Here is an excerpt of a rough draft for Chapter 1 of a book I am currently working on:
I am escorted through the building to a detoxification ward. I am searched, and shown a small room with a bed and a night stand. I sit down with my bag, and a picture. It is a picture of my 2 children sitting on Santa’s lap from the mall. It had been taken a few weeks prior. There is a note from my daughter that I still keep to this day that begins, “Dad, I don’t know if I will get to see you for Christmas……”
The reality of life floods my soul as tears begin to drop on the picture. What have I done? I muttered to myself. You are worthless, you deserve to be dead. Why don’t you just leave this place and do what you have always done? You are a failure anyway; just go crawl back to the hole you came from. My mind is on overload, the room begins to spin. Then as God does, he places someone in my life when the timing is right.
A nurse walks past my door and looks in. She said these words that continue to have a profound impact on my life. “Are you going to just sit there and suffer in silence or are you going to get about to living again?” I sat there stunned, and mumbled something unintelligible. As quickly as she appeared, she disappeared and I fell on the floor. I grabbed the edge of the bed and mumbled these words, “God, if you will help me, I will try.” I passed out and wouldn’t wake up for 2 days.

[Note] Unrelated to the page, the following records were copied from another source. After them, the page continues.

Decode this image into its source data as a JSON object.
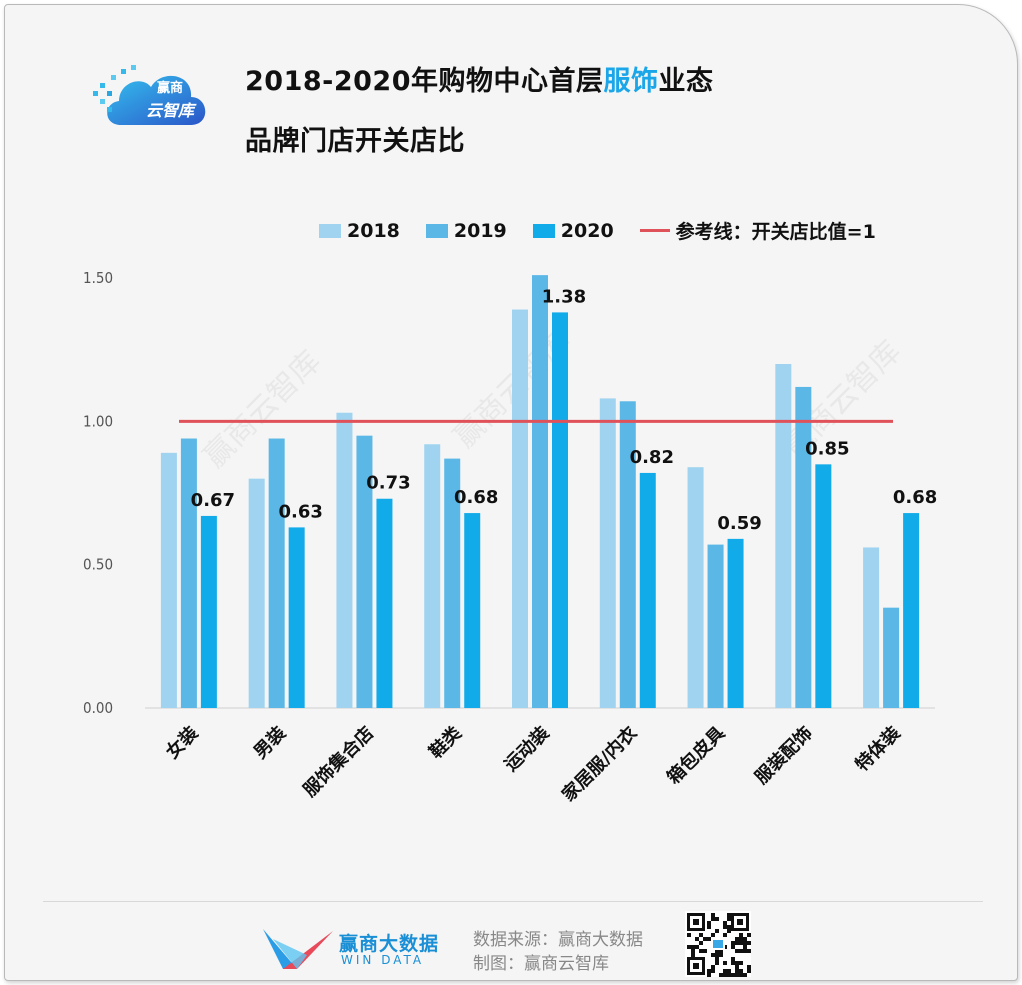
{
  "header": {
    "logo": {
      "line1": "赢商",
      "line2": "云智库"
    },
    "title_part1": "2018-2020年购物中心首层",
    "title_accent": "服饰",
    "title_part2": "业态",
    "title_line2": "品牌门店开关店比"
  },
  "watermark": "赢商云智库",
  "footer": {
    "brand_name": "赢商大数据",
    "brand_en": "WIN DATA",
    "source": "数据来源：赢商大数据",
    "made_by": "制图：赢商云智库"
  },
  "colors": {
    "s2018": "#9fd3ef",
    "s2019": "#5ab7e6",
    "s2020": "#12abea",
    "reference": "#e0525a",
    "accent": "#1aa6e8"
  },
  "chart_data": {
    "type": "bar",
    "title": "2018-2020年购物中心首层服饰业态品牌门店开关店比",
    "categories": [
      "女装",
      "男装",
      "服饰集合店",
      "鞋类",
      "运动装",
      "家居服/内衣",
      "箱包皮具",
      "服装配饰",
      "特体装"
    ],
    "series": [
      {
        "name": "2018",
        "values": [
          0.89,
          0.8,
          1.03,
          0.92,
          1.39,
          1.08,
          0.84,
          1.2,
          0.56
        ]
      },
      {
        "name": "2019",
        "values": [
          0.94,
          0.94,
          0.95,
          0.87,
          1.51,
          1.07,
          0.57,
          1.12,
          0.35
        ]
      },
      {
        "name": "2020",
        "values": [
          0.67,
          0.63,
          0.73,
          0.68,
          1.38,
          0.82,
          0.59,
          0.85,
          0.68
        ]
      }
    ],
    "data_labels": [
      "0.67",
      "0.63",
      "0.73",
      "0.68",
      "1.38",
      "0.82",
      "0.59",
      "0.85",
      "0.68"
    ],
    "reference_line": {
      "value": 1,
      "label": "参考线：开关店比值=1"
    },
    "yticks": [
      "0.00",
      "0.50",
      "1.00",
      "1.50"
    ],
    "ylim": [
      0,
      1.5
    ],
    "legend_position": "top"
  }
}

Now before anyone jumps to visions of rapture, healing, and divine intervention I would ask you to consider the following. I had not tried honestly to do anything, for anyone, let alone myself in years. The room did not fill with a bright light nor did I hear the voice of God, I was praying out of desperation to something I didn’t even believe in anymore. I had asked God for help in the past, selfish help. You know, God get me out of this, or God give me that, but I had never honestly asked God for help.
God and I had become disenfranchised years ago. I had even studied at one point in time to become a minister. I became bitter towards the church due to my addiction and the personalities that I found there. I didn’t feel like I fit in no matter how hard I prayed, no matter how hard I read the Bible, no matter how hard I portrayed myself to be an upstanding man of God’s word. It wasn’t enough. The reoccurring theme that has prevailed through my life. Whatever avenues I sought while still having a clouded mind, body, and spirit were never enough.
I am sure I will touch upon the God subject throughout this book. For those who don’t believe in God, it’s cool. When I first heard of God in recovery I thought of Charlton Heston. That’s the truth. I was trapped in ideas gathered from my childhood. I have come to understand God is more what I don’t understand than what I do.
“You’re Bob, right?” John asked me. John was my counselor in treatment. A straight up big black dude with dreads. This isn’t going to work, I said to myself. You see I was raised in a prejudicial environment and taught that all blacks were trash. I wish I had a better way to put it, but that’s the way it was. It’s something that I am not proud of, nor is it my thought process today. I wondered how is it I am supposed to talk to him. How is it I am going to relate to him? We are worlds apart. We are different. I am better than him, even sitting in detox my ego so large and dominant almost allowed me to miss the most important message I would receive while in treatment; that I was not unique. So as I sat with this guy and he tells me to talk to him about what was going on. He asked me, “Who is Bob and why it is you are here?”
“Why am I here?” How did it get to this point? I’m not even sure. It seemed like it took forever for my life to get to this point and now someone has hit the fast forward button on me. Twenty years worth of drug use and bullshit can have that effect on a person. I began to tell him about what I had been doing, I’m still not sure why. I guess I just couldn’t take the pain anymore. Pain is the greatest motivating factor not only for the using addict but the recovering addict as well. When the pain becomes great enough, the addict will do something.
John looked at me as I sat and cried. I hadn’t cried like this in years. He looked and listened and only said two words to me. He said, “I know”. He told me a little of his story, a little of his life, and I soon realized he did know, he did understand. John was a recovering addict. The basic building block to understanding for the addict is empathy, not sympathy. Empathy can be the driving force that sparks an initial desire for something different in the using addict’s life.
What I realized was that I was not as alone as I thought I was even for that brief moment. Our feelings had paralleled just enough that it affected my spirit. I still felt like shit, had a ton of guilt, had a million feelings, and was at the lowest point in my life but I would soon realize that when all seems lost, there is really nothing left to loose at all.